A partir de 1999 una nueva elite asumió el control de la mayoría de las instituciones del Estado venezolano. Desde ahí, con apoyo de una parte importante de la población, que la ha acompañado en sucesivas elecciones, viene intentando construir una hegemonía alternativa a la que existió en los cuarenta años anteriores, en medio de grandes tensiones y conflictos.
Pese a que el contenido del discurso político de la nueva elite ha venido variando desde 1999, este tiene una constante: su vehemente invocación al igualitarismo.

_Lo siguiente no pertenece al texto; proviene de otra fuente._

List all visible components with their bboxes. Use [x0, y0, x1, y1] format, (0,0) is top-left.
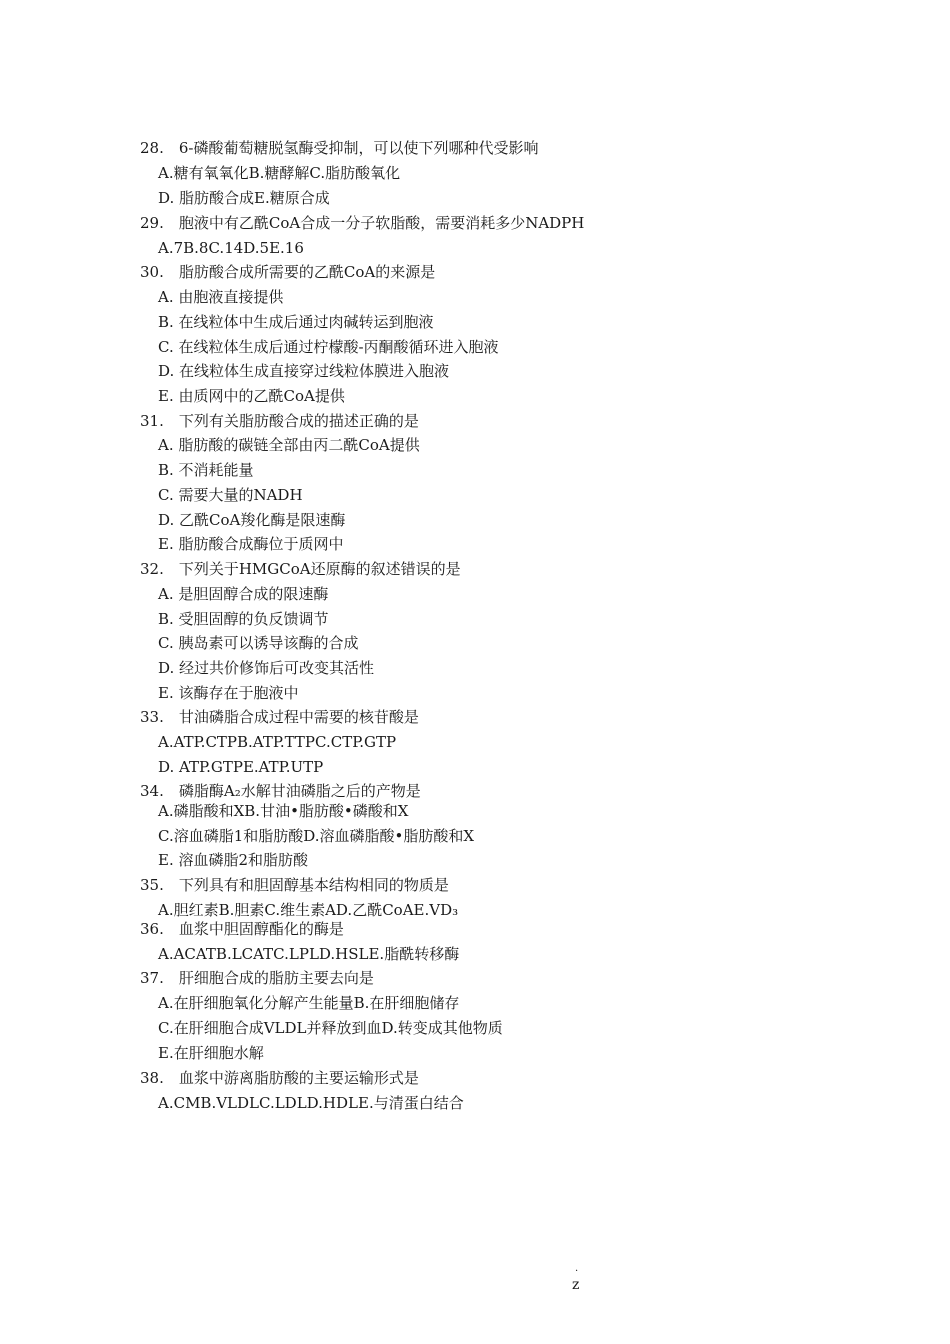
question-34: 34. 磷脂酶A₂水解甘油磷脂之后的产物是	[140, 782, 421, 800]
question-28: 28. 6-磷酸葡萄糖脱氢酶受抑制，可以使下列哪种代受影响	[140, 139, 539, 157]
options-34-ab: A.磷脂酸和XB.甘油•脂肪酸•磷酸和X	[158, 802, 409, 820]
option-31-c: C. 需要大量的NADH	[158, 486, 303, 504]
footer-dot: .	[575, 1263, 579, 1274]
option-30-b: B. 在线粒体中生成后通过肉碱转运到胞液	[158, 313, 434, 331]
question-36: 36. 血浆中胆固醇酯化的酶是	[140, 920, 344, 938]
footer-page-mark: z	[572, 1277, 580, 1293]
option-32-d: D. 经过共价修饰后可改变其活性	[158, 659, 375, 677]
option-32-b: B. 受胆固醇的负反馈调节	[158, 610, 329, 628]
question-31: 31. 下列有关脂肪酸合成的描述正确的是	[140, 412, 419, 430]
question-30: 30. 脂肪酸合成所需要的乙酰CoA的来源是	[140, 263, 436, 281]
option-32-a: A. 是胆固醇合成的限速酶	[158, 585, 329, 603]
question-29: 29. 胞液中有乙酰CoA合成一分子软脂酸，需要消耗多少NADPH	[140, 214, 585, 232]
options-37-cd: C.在肝细胞合成VLDL并释放到血D.转变成其他物质	[158, 1019, 503, 1037]
options-36: A.ACATB.LCATC.LPLD.HSLE.脂酰转移酶	[158, 945, 460, 963]
options-28-de: D. 脂肪酸合成E.糖原合成	[158, 189, 330, 207]
option-32-e: E. 该酶存在于胞液中	[158, 684, 299, 702]
options-33-de: D. ATP.GTPE.ATP.UTP	[158, 758, 324, 776]
question-38: 38. 血浆中游离脂肪酸的主要运输形式是	[140, 1069, 419, 1087]
question-37: 37. 肝细胞合成的脂肪主要去向是	[140, 969, 374, 987]
option-30-a: A. 由胞液直接提供	[158, 288, 284, 306]
options-34-cd: C.溶血磷脂1和脂肪酸D.溶血磷脂酸•脂肪酸和X	[158, 827, 475, 845]
option-31-b: B. 不消耗能量	[158, 461, 254, 479]
options-33-abc: A.ATP.CTPB.ATP.TTPC.CTP.GTP	[158, 733, 397, 751]
option-31-d: D. 乙酰CoA羧化酶是限速酶	[158, 511, 346, 529]
question-32: 32. 下列关于HMGCoA还原酶的叙述错误的是	[140, 560, 461, 578]
question-35: 35. 下列具有和胆固醇基本结构相同的物质是	[140, 876, 449, 894]
option-34-e: E. 溶血磷脂2和脂肪酸	[158, 851, 309, 869]
options-38: A.CMB.VLDLC.LDLD.HDLE.与清蛋白结合	[158, 1094, 464, 1112]
options-37-ab: A.在肝细胞氧化分解产生能量B.在肝细胞储存	[158, 994, 460, 1012]
option-37-e: E.在肝细胞水解	[158, 1044, 264, 1062]
options-28-abc: A.糖有氧氧化B.糖酵解C.脂肪酸氧化	[158, 164, 401, 182]
options-35: A.胆红素B.胆素C.维生素AD.乙酰CoAE.VD₃	[158, 901, 459, 919]
question-33: 33. 甘油磷脂合成过程中需要的核苷酸是	[140, 708, 419, 726]
option-31-a: A. 脂肪酸的碳链全部由丙二酰CoA提供	[158, 436, 420, 454]
option-31-e: E. 脂肪酸合成酶位于质网中	[158, 535, 344, 553]
option-30-e: E. 由质网中的乙酰CoA提供	[158, 387, 345, 405]
option-30-d: D. 在线粒体生成直接穿过线粒体膜进入胞液	[158, 362, 450, 380]
option-30-c: C. 在线粒体生成后通过柠檬酸-丙酮酸循环进入胞液	[158, 338, 499, 356]
options-29: A.7B.8C.14D.5E.16	[158, 239, 304, 257]
option-32-c: C. 胰岛素可以诱导该酶的合成	[158, 634, 359, 652]
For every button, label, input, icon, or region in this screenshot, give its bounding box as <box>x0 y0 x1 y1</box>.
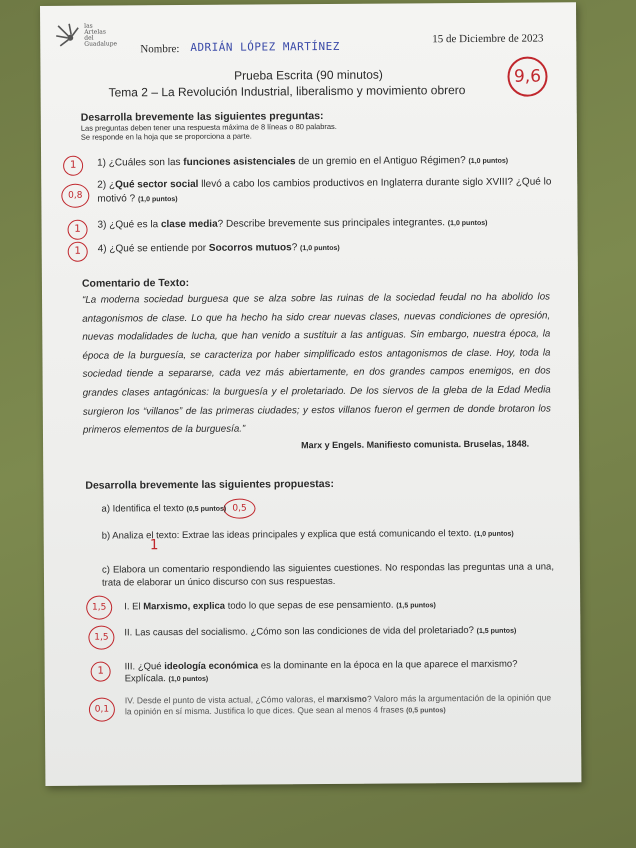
question-4: 4) ¿Qué se entiende por Socorros mutuos? (1,0 puntos) <box>97 242 340 255</box>
q4-mark: 1 <box>68 242 88 262</box>
q2-mark: 0,8 <box>61 184 89 208</box>
item-c: c) Elabora un comentario respondiendo las siguientes cuestiones. No respondas las preguntas una a una, trata de elaborar un único discurso con sus respuestas. <box>101 561 554 589</box>
question-3: 3) ¿Qué es la clase media? Describe brevemente sus principales integrantes. (1,0 puntos) <box>97 217 488 231</box>
final-grade: 9,6 <box>507 56 547 96</box>
qIII-mark: 1 <box>91 662 111 682</box>
question-I: I. El Marxismo, explica todo lo que sepas de ese pensamiento. (1,5 puntos) <box>124 599 436 613</box>
section1-instruction-2: Se responde en la hoja que se proporciona a parte. <box>80 131 252 142</box>
student-name: ADRIÁN LÓPEZ MARTÍNEZ <box>190 39 340 54</box>
section1-heading: Desarrolla brevemente las siguientes preguntas: <box>80 110 324 124</box>
question-1: 1) ¿Cuáles son las funciones asistenciales de un gremio en el Antiguo Régimen? (1,0 puntos) <box>97 155 509 169</box>
exam-subtitle: Tema 2 – La Revolución Industrial, liberalismo y movimiento obrero <box>108 83 466 100</box>
exam-sheet <box>40 2 581 786</box>
q1-mark: 1 <box>63 156 83 176</box>
name-label: Nombre: <box>140 43 180 56</box>
item-b: b) Analiza el texto: Extrae las ideas principales y explica que está comunicando el texto. (1,0 puntos) <box>101 528 514 542</box>
item-a-mark: 0,5 <box>223 499 255 519</box>
question-2: 2) ¿Qué sector social llevó a cabo los cambios productivos en Inglaterra durante siglo XVIII? ¿Qué lo motivó ? (1,0 puntos) <box>97 176 552 205</box>
item-b-mark: 1 <box>149 537 159 554</box>
section1-instruction-1: Las preguntas deben tener una respuesta máxima de 8 líneas o 80 palabras. <box>80 121 337 133</box>
qII-mark: 1,5 <box>88 625 114 649</box>
exam-date: 15 de Diciembre de 2023 <box>432 32 544 46</box>
question-II: II. Las causas del socialismo. ¿Cómo son las condiciones de vida del proletariado? (1,5 puntos) <box>124 624 517 639</box>
commentary-heading: Comentario de Texto: <box>81 276 190 290</box>
qIV-mark: 0,1 <box>89 697 115 721</box>
q3-mark: 1 <box>67 220 87 240</box>
question-IV: IV. Desde el punto de vista actual, ¿Cómo valoras, el marxismo? Valoro más la argumentación de la opinión que la opinión en sí misma. Justifica lo que dices. Que sean al menos 4 frases (0,5 puntos) <box>124 692 552 717</box>
item-a: a) Identifica el texto (0,5 puntos) <box>101 503 227 515</box>
question-III: III. ¿Qué ideología económica es la dominante en la época en la que aparece el marxismo? Explícala. (1,0 puntos) <box>124 658 518 685</box>
exam-title: Prueba Escrita (90 minutos) <box>234 67 383 83</box>
logo-text: las Artelas del Guadalupe <box>84 22 118 48</box>
section2-heading: Desarrolla brevemente las siguientes propuestas: <box>85 477 334 492</box>
section1-instructions <box>81 110 337 142</box>
commentary-text: “La moderna sociedad burguesa que se alza sobre las ruinas de la sociedad feudal no ha abolido los antagonismos de clase. Lo que ha hecho ha sido crear nuevas clases, nuevas condiciones de opresión, nuevas modalidades de lucha, que han venido a sustituir a las antiguas. Sin embargo, nuestra época, la época de la burguesía, se caracteriza por haber simplificado estos antagonismos de clase. Hoy, toda la sociedad tiende a separarse, cada vez más abiertamente, en dos grandes campos enemigos, en dos grandes clases antagónicas: la burguesía y el proletariado. De los siervos de la gleba de la Edad Media surgieron los “villanos” de las primeras ciudades; y estos villanos fueron el germen de donde brotaron los primeros elementos de la burguesía.” <box>82 291 551 436</box>
qI-mark: 1,5 <box>86 596 112 620</box>
commentary-source: Marx y Engels. Manifiesto comunista. Bruselas, 1848. <box>301 438 530 451</box>
school-logo <box>54 19 118 55</box>
sun-logo-icon <box>54 20 84 54</box>
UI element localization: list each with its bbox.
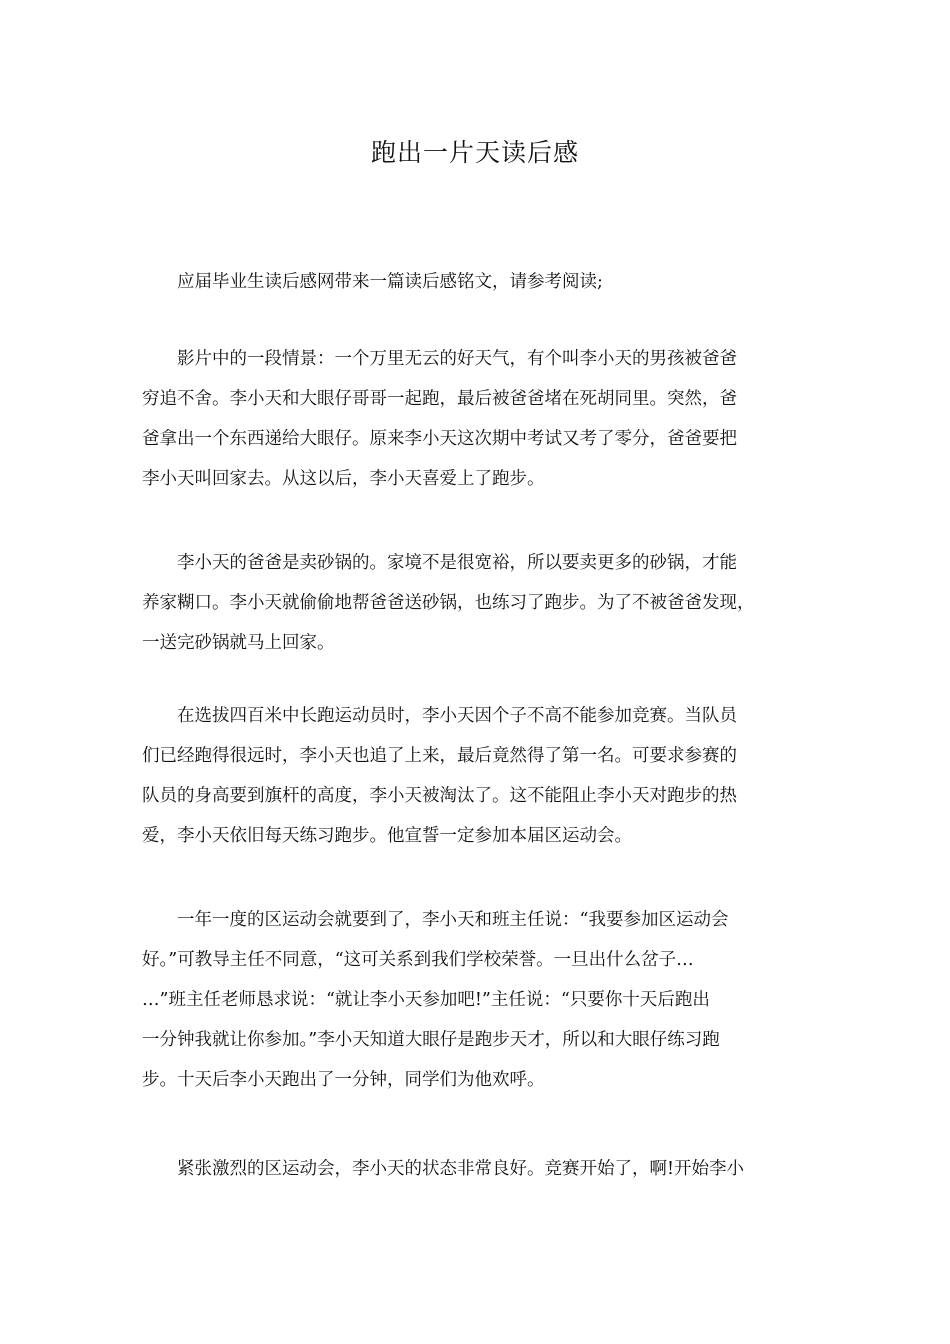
paragraph-line: 步。十天后李小天跑出了一分钟，同学们为他欢呼。 [142, 1070, 545, 1090]
paragraph-3 [142, 543, 802, 663]
paragraph-5 [142, 900, 802, 1100]
paragraph-line: 在选拔四百米中长跑运动员时，李小天因个子不高不能参加竞赛。当队员 [177, 706, 737, 726]
paragraph-line: 李小天的爸爸是卖砂锅的。家境不是很宽裕，所以要卖更多的砂锅，才能 [177, 553, 737, 573]
paragraph-line: 养家糊口。李小天就偷偷地帮爸爸送砂锅，也练习了跑步。为了不被爸爸发现， [142, 593, 755, 613]
paragraph-line: 穷追不舍。李小天和大眼仔哥哥一起跑，最后被爸爸堵在死胡同里。突然，爸 [142, 389, 737, 409]
paragraph-line: 李小天叫回家去。从这以后，李小天喜爱上了跑步。 [142, 469, 545, 489]
paragraph-1 [142, 262, 802, 302]
paragraph-line: …”班主任老师恳求说：“就让李小天参加吧!”主任说：“只要你十天后跑出 [142, 990, 710, 1010]
paragraph-line: 爸拿出一个东西递给大眼仔。原来李小天这次期中考试又考了零分，爸爸要把 [142, 429, 737, 449]
paragraph-line: 影片中的一段情景：一个万里无云的好天气，有个叫李小天的男孩被爸爸 [177, 349, 737, 369]
paragraph-4 [142, 696, 802, 856]
paragraph-line: 好。”可教导主任不同意，“这可关系到我们学校荣誉。一旦出什么岔子… [142, 950, 694, 970]
paragraph-6 [142, 1149, 802, 1189]
paragraph-line: 应届毕业生读后感网带来一篇读后感铭文，请参考阅读; [177, 272, 603, 292]
paragraph-line: 一送完砂锅就马上回家。 [142, 633, 335, 653]
paragraph-line: 队员的身高要到旗杆的高度，李小天被淘汰了。这不能阻止李小天对跑步的热 [142, 786, 737, 806]
paragraph-2 [142, 339, 802, 499]
paragraph-line: 一年一度的区运动会就要到了，李小天和班主任说：“我要参加区运动会 [177, 910, 729, 930]
paragraph-line: 一分钟我就让你参加。”李小天知道大眼仔是跑步天才，所以和大眼仔练习跑 [142, 1030, 720, 1050]
paragraph-line: 紧张激烈的区运动会，李小天的状态非常良好。竞赛开始了，啊!开始李小 [177, 1159, 745, 1179]
document-title: 跑出一片天读后感 [370, 138, 579, 167]
paragraph-line: 们已经跑得很远时，李小天也追了上来，最后竟然得了第一名。可要求参赛的 [142, 746, 737, 766]
paragraph-line: 爱，李小天依旧每天练习跑步。他宣誓一定参加本届区运动会。 [142, 826, 632, 846]
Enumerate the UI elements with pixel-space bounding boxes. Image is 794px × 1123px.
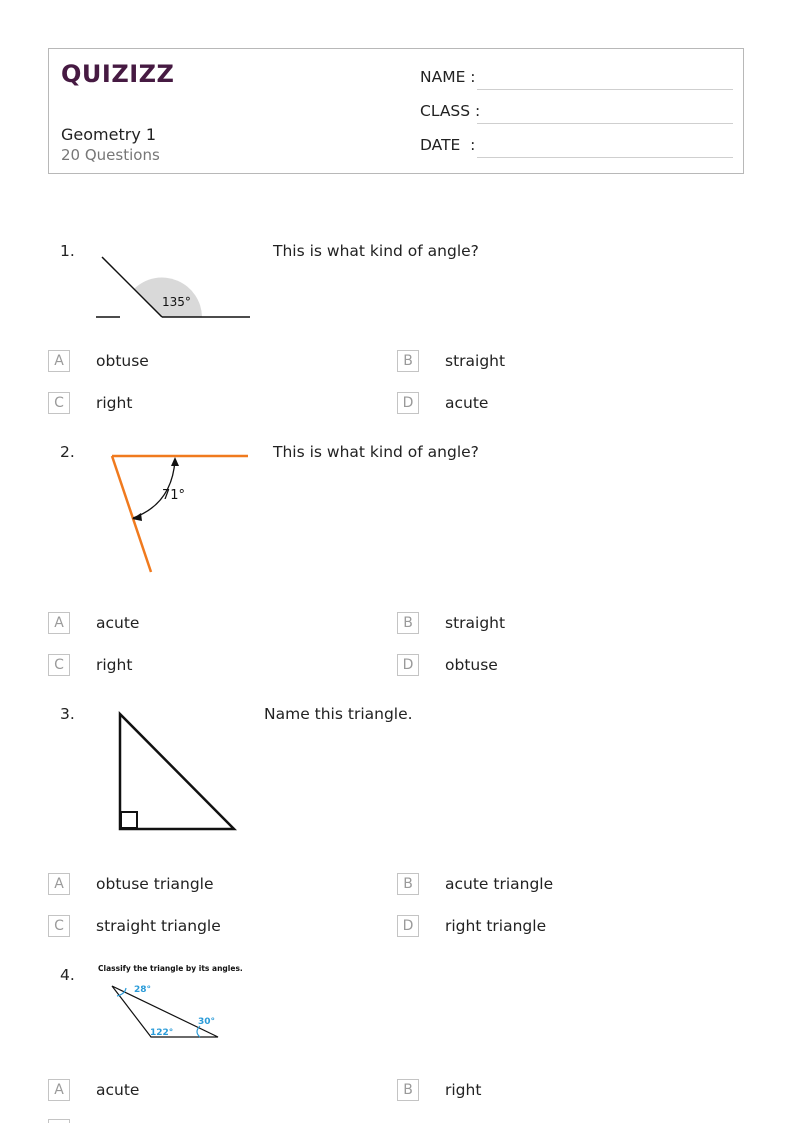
name-label: NAME : [420, 68, 476, 86]
date-label: DATE : [420, 136, 476, 154]
question-2-figure [104, 448, 256, 578]
angle-label-right: 30° [198, 1017, 216, 1027]
option-a-box[interactable]: A [48, 612, 70, 634]
figure-caption: Classify the triangle by its angles. [98, 964, 243, 973]
option-d-text: right triangle [445, 917, 547, 935]
option-d-box[interactable]: D [397, 654, 419, 676]
option-b-box[interactable]: B [397, 873, 419, 895]
option-c-box[interactable]: C [48, 915, 70, 937]
angle-label-top: 28° [134, 985, 152, 995]
question-1-number: 1. [60, 242, 75, 260]
angle-ray-bottom [112, 456, 151, 572]
option-d-text: acute [445, 394, 489, 412]
class-label: CLASS : [420, 102, 481, 120]
arrowhead-top-icon [171, 457, 179, 466]
right-angle-marker [121, 812, 137, 828]
option-d-box[interactable]: D [397, 392, 419, 414]
option-a-text: obtuse [96, 352, 149, 370]
class-field[interactable] [477, 123, 733, 124]
question-1-text: This is what kind of angle? [273, 242, 479, 260]
question-4-number: 4. [60, 966, 75, 984]
option-b-text: acute triangle [445, 875, 554, 893]
question-3-text: Name this triangle. [264, 705, 413, 723]
question-2-number: 2. [60, 443, 75, 461]
option-d-text: obtuse [445, 656, 498, 674]
option-a-text: acute [96, 1081, 140, 1099]
option-b-text: straight [445, 352, 506, 370]
question-count: 20 Questions [61, 146, 160, 164]
option-c-text: straight triangle [96, 917, 221, 935]
question-3-number: 3. [60, 705, 75, 723]
option-a-box[interactable]: A [48, 350, 70, 372]
angle-label-bottom: 122° [150, 1028, 174, 1038]
worksheet-title: Geometry 1 [61, 125, 157, 144]
option-c-box[interactable]: C [48, 392, 70, 414]
option-b-box[interactable]: B [397, 350, 419, 372]
option-a-box[interactable]: A [48, 1079, 70, 1101]
option-b-text: straight [445, 614, 506, 632]
question-1-figure [94, 252, 254, 324]
option-c-box-cut[interactable] [48, 1119, 70, 1123]
name-field[interactable] [477, 89, 733, 90]
question-4-figure [96, 960, 260, 1044]
option-b-box[interactable]: B [397, 1079, 419, 1101]
option-b-box[interactable]: B [397, 612, 419, 634]
option-a-text: obtuse triangle [96, 875, 214, 893]
question-3-figure [112, 708, 240, 836]
angle-label: 135° [162, 295, 191, 309]
worksheet-header [48, 48, 744, 174]
quizizz-logo: QUIZIZZ [61, 60, 175, 88]
option-b-text: right [445, 1081, 482, 1099]
option-c-box[interactable]: C [48, 654, 70, 676]
question-2-text: This is what kind of angle? [273, 443, 479, 461]
option-c-text: right [96, 656, 133, 674]
angle-label: 71° [162, 488, 186, 503]
date-field[interactable] [477, 157, 733, 158]
option-a-box[interactable]: A [48, 873, 70, 895]
option-c-text: right [96, 394, 133, 412]
option-a-text: acute [96, 614, 140, 632]
option-d-box[interactable]: D [397, 915, 419, 937]
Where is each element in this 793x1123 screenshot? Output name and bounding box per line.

En efecto, la idea de igualdad, que comparten la pasada “democracia participativa” y el presente “socialismo del siglo XXI”, presupone no sólo la igualdad de todas las personas ante la ley y la igualdad de oportunidades para competir por bienes y servicios, sino también la igualdad sustancial, tanto de los bienes materiales (igualdad socioeconómica) como de la posibilidad de la participación en la definición de los asuntos públicos (igualdad política) y de la valoración de los diversos estatus sociales (igualdad cultural).
Ciertamente, el marco constitucional y las políticas públicas impulsadas en esta década, permiten comprobar una voluntad política favorable a los sectores populares y otros sectores discriminados y hacia una visión de igualdad sustancial, expresada en una reivindicación del rol del Estado para la corrección de inequidades, el aumento del gasto social, creación de estructuras extraordinarias para garantizar con más agilidad el acceso a los derechos sociales, aumento en la recaudación de impuestos progresivos y reducción en la alícuota del IVA, ampliación de las condiciones de participación de los sectores populares, capacitación técnico-productiva de los sectores populares y estímulo a su autorganización para la producción cooperativa y autogestionaria, valoración social simbólica de los sectores populares, de las negritudes y pueblos indígenas desde ámbitos de poder estatal y comunicacionales, entre otros.
Pese a ese comportamiento estatal, como lo ha reconocido el presidente Chávez varias veces, los avances en materia de igualdad socioeconómica son mínimos e, incluso, en algunos momentos, se han producido claros retrocesos.
Aunque los indicadores de desigualdad en la distribución del ingreso de 2003 a 2010 expresan una leve mejoría con respecto a toda la década anterior, se trata de logros débiles, si se comparan con la radicalidad del discurso igualitarista, la cantidad de medidas adoptadas desde el Estado y la pretensión revolucionaria de modificar la estructura social.
Concretamente, los avances en la construcción de la igualdad exigen la construcción de una economía productiva, que supere el rentismo y amplíe las posibilidades de inclusión socioproductiva y las redes de seguridad y protección social. Eso sí, colocando el acento en la economía social, y democratizando los medios de producción. Aunque ello obliga a evaluar seriamente los pésimos resultados obtenidos hasta ahora en materia de economía social, e identificar y eliminar la creación de elites económico-políticas que obstaculizan la labor reivindicativa.
En resumen, si sigue como va esta élite será apenas recordada como la revolución de la desigualdad.